After protesters launched a Save the Frog campaign, John Oudt, the Austin franchise partner for Baja Fresh Mexican Grill, a California-based restaurant chain, decided to pick up the tab to preserve the mural, an Austin landmark despite its lack of official designation. "John's a Texan and understands that this community wants to save the frog," Baja Fresh CEO Greg Dollarhyde said. "He's incurring this expense because it's so important to the people of Austin."

Though Johnston now lives outside the city, Austin was long his home base. A self-professed "unfamous celebrity," Johnston flirted with stardom in the early Nineties when he appeared on MTV's The Cutting Edge. But his influence extends well beyond the fifteen minutes of fame that show offered. The homemade tapes he made in the Eighties are the stuff of legend. Recorded in the most rudimentary fashion, they feature hastily recorded songs that tended to focus on Johnson's obsessions and observations -- namely love, unattainable girls and the mental illness that has plagued him for years.

Those early recordings, distributed via dubbed cassettes (often to pretty patrons at the McDonalds where he once worked), also boasted his immediately recognizable artwork, a collection of flying eyeballs, large-breasted women, humanoid ducks and -- on the cover of one of his best-known albums, 1983's Hi, How Are You? -- Jeremiah the Frog, a google-eyed amphibian bearing the title's glad tidings.

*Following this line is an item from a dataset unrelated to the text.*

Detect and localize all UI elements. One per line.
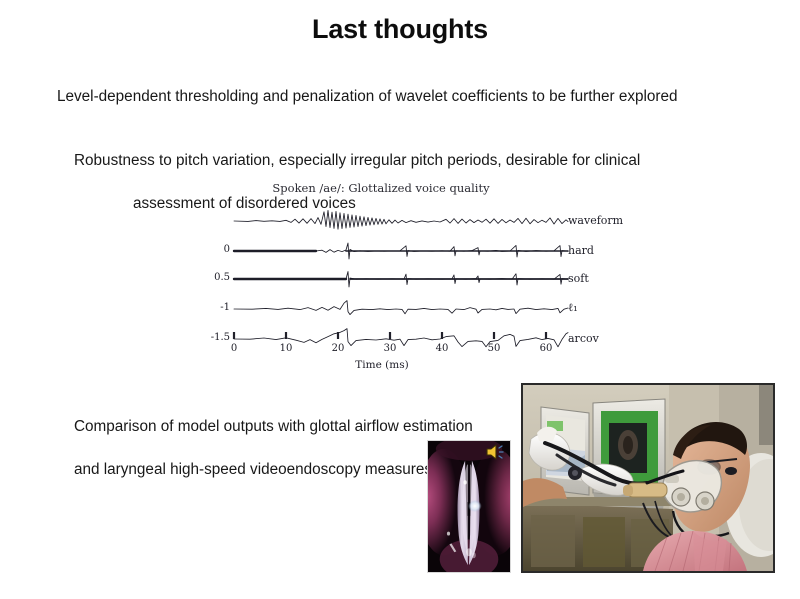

Jeremiah had his own fifteen minutes when he became a cult T-shirt decoration; Kurt Cobain was the most prominent Johnston fan to don "Hi, How Are You" duds, wearing the shirt to the 1992 MTV Video Music Awards. And years ago, when vertical surfaces in Austin were peppered with varied graffiti and murals, Johnston painted Jeremiah on a wall on the outside of Sound Exchange, a well-regarded record store across the Strip from the University of Texas. A decade later, the frog mural was one of the last vestiges of the city prior to the dotcom boom (and subsequent bust), but with Sound Exchange (which received several offers to whitewash Jeremiah) shuttering last year, the mural's bodyguard was gone.

But with Oudt's decision to preserve it, the mural will now be worked into the design of the Baja Fresh building. According to local news reports, the altered plans will cost Oudt upwards of $50,000 and will push the restaurant's opening date from February to April.